Jakarta, Produk keramik Indonesia untuk lantai
dan dinding terbebas dari pengenaan bea masuk tindakan pengamanan (BMTP) atau
safeguard yang dipungut Filipina. Pembebasan tarif hasil penyelidikan kasus safeguard yang
diumumkan Komisi Tarif Filipina pertengahan Desember 2019 lalu.
Menteri Perdagangan Agus Suparmanto mengungkapkan pembebasan tarif membuka
peluang besar untuk pertumbuhan ekspor keramik Indonesia ke Filipina.
“Pembebasan BMTP ini jelas menguntungkan Indonesia, terutama setelah
Filipina pernah menerapkan BMTP pada produk keramik Indonesia selama 10 tahun.
Pembebasan ini akan membuat produk keramik Indonesia lebih kompetitif di pasar
Filipina,” ujarnya, seperti dilansir Antara, Senin (30/12).
Berdasarkan data Kementerian Perdagangan, produk yang terbebas dari pengenaan
BMTP adalah produk keramik dengan jumlah pos tarif/HS sebanyak 13 kode.
Menurut
Agus, pembebasan pengenaan BMTP karena produk keramik RI tidak terbukti membuat
lonjakan impor yang signifikan. Karenanya, penyelidikan pun diterminasi oleh
Filipina.
“Ini merupakan salah satu strategi kami dalam meningkatkan ekspor RI.
Karena belakangan banyak negara, seperti Filipina, aktif mengenakan instrumen
pengamanan perdagangan kepada Indonesia.
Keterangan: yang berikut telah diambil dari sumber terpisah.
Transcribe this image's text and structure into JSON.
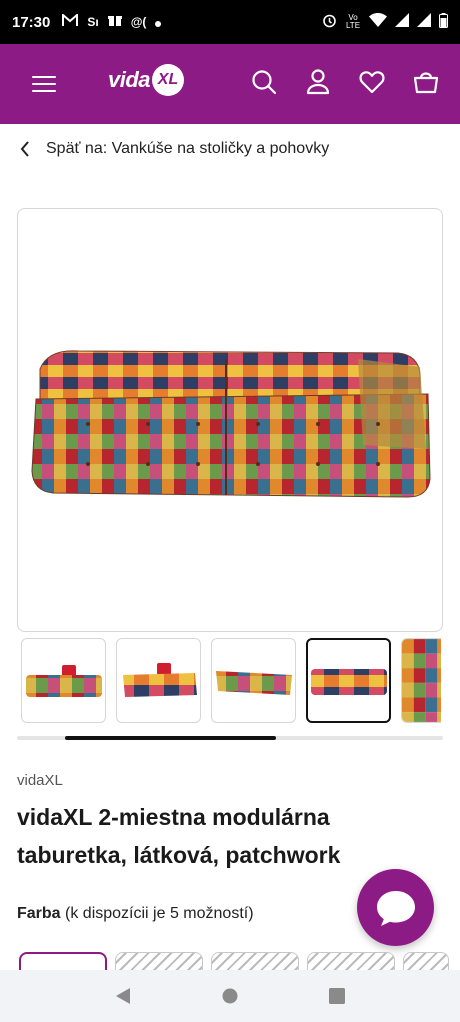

Di antaranya dengan mengenakan special
agricultural safeguard terhadap produk kopi instan, serta produk semen dan
kaca,” jelasnya.
Direktur Jenderal Perdagangan Luar Negeri Kemendag Wisnu Wardhana menuturkan
sesuai peraturan Organisasi Perdagangan Dunia (WTO), Agreement on Safeguards,
suatu negara diperbolehkan menerapkan bea masuk tambahan terhadap produk impor
bila ditemukan lonjakan impor.
Dua syarat lainnya yang harus dipenuhi oleh pihak otoritas untuk mengenakan BMTP, yakni ancaman kerugian atau kerugian terhadap industri, serta hubungan sebab dan akibat di antara keduanya. “Dalam kasus ini, tidak semua komponen-komponen itu ditemukan dalam penyelidikan,” imbuh dia.
Direktur Pengamanan Perdagangan Kemendag Pradnyawati menambahkan hasil positif penyelidikan tidak terlepas dari peran aktif pemerintah bersama dengan produsen dan eksportir selama proses pemeriksaan berlangsung.
Ia bercerita sejak dimulai penyelidikan, pemerintah mengikuti prosedur sesuai ketentuan WTO. Mulai dari mendaftarkan diri sebagai pihak berkepentingan, melakukan koordinasi dengan para pelaku usaha, hingga menyampaikan sanggahan tertulis hingga dengar pendapat publik.